The red outlines in Figure 4 trace the simulated fire perimeters of this cluster event which produces insured losses of more than AUD 3 billion, largely because of the proximity of the largest footprint to the state capital, Hobart. Such a loss corresponds to a 1% exceedance probability in the AIR model.

Closing Thoughts

Bushfires in Australia are the natural product of the continent-wide aridity, frequent periods of drought, high temperatures, parched vegetation, and the recurrent strong, steady winds that are characteristic of the country. Fires that once ranged across hundreds of miles of unbroken grassland and accommodating forests, today will burn through people's homes and towns, causing significant damage, large losses, and substantial grief.

This risk can be managed, although Australia's very size—nearly 20 times the area of California—makes the task daunting. The AIR Bushfire Model for Australia generates demonstrably realistic scenarios of loss.

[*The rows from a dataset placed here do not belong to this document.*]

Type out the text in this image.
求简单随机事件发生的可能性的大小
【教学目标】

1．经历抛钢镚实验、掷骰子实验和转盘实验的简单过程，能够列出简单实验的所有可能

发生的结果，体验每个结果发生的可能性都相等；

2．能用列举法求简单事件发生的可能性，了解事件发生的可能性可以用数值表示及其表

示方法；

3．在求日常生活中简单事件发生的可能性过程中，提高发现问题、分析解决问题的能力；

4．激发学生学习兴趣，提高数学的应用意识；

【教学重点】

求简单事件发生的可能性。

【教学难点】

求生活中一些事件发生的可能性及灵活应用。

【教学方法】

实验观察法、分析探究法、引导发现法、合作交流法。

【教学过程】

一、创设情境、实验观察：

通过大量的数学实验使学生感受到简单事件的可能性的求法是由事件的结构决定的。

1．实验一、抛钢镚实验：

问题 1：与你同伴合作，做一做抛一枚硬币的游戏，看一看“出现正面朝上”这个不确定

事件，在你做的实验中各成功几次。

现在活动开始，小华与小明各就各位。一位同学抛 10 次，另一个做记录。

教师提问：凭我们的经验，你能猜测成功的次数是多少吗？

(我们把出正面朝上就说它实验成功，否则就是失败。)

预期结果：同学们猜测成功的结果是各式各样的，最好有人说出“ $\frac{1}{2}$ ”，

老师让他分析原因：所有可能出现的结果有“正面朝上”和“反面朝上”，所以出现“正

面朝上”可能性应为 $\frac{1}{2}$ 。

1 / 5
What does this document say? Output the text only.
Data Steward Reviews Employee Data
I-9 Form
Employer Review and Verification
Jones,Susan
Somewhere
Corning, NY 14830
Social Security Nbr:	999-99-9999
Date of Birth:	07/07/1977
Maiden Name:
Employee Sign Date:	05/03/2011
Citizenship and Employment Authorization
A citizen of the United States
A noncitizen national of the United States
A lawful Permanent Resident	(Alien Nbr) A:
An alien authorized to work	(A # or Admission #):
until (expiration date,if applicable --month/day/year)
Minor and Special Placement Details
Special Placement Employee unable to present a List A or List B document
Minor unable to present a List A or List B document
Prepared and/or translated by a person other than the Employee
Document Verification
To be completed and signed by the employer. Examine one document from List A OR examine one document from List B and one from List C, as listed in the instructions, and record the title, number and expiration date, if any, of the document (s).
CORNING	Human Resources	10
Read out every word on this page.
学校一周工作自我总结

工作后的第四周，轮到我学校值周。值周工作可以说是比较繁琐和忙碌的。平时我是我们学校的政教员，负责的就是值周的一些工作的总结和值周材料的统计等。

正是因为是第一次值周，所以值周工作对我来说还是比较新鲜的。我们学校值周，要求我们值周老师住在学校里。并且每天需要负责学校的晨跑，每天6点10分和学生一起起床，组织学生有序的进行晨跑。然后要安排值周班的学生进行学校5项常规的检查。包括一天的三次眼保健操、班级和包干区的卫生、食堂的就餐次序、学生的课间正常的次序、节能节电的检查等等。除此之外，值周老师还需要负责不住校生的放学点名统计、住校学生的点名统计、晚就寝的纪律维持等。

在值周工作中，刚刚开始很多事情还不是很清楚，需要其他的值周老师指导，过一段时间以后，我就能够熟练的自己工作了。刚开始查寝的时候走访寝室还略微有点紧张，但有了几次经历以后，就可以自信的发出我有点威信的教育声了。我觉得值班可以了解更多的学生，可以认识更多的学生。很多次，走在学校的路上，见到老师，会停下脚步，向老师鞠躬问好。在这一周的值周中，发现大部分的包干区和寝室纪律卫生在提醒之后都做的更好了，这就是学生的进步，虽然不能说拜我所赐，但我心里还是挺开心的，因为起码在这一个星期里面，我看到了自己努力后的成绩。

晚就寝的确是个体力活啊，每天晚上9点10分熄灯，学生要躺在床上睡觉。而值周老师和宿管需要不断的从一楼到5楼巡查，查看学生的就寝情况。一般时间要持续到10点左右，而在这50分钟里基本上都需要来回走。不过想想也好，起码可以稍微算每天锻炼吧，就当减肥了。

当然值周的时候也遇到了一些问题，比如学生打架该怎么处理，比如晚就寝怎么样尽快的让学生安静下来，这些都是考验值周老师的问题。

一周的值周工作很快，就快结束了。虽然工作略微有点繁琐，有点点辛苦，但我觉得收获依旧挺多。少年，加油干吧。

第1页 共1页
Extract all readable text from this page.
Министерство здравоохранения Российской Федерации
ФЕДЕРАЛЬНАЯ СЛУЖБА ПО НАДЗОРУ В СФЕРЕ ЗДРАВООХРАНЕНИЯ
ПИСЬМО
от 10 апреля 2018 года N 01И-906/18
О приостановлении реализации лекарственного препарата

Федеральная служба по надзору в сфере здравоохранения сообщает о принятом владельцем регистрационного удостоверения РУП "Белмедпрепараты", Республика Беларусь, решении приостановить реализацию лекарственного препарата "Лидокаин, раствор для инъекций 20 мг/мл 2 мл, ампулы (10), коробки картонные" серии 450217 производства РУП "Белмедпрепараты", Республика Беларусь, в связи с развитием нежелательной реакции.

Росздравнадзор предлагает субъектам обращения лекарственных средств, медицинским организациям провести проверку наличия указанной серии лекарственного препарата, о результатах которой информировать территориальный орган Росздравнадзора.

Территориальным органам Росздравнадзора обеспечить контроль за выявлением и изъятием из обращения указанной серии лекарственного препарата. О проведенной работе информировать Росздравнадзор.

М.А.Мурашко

It filters the roughly 10,000 continent-wide ignitions that occur in Australia every year down to the dozen or so that are likely to cause significant losses. It includes a large and robust event set of simulated fires in the locations where they are most likely to occur, and explicitly models the tendency of fires to occur in clusters.

While this article has focused on the bushfire hazard, it should be noted that the AIR model also incorporates a detailed country-wide industry exposure database, and its damage functions account for a comprehensive set of construction and occupancy classes while also being able to accommodate a variety of individual risk characteristics. Perhaps most importantly, the model has been extensively peer-reviewed and validated against actual loss experience data and post-disaster survey findings.

Bushfires in Australia will continue to present serious dangers to people and property, but a tool is available now that can help companies manage that risk.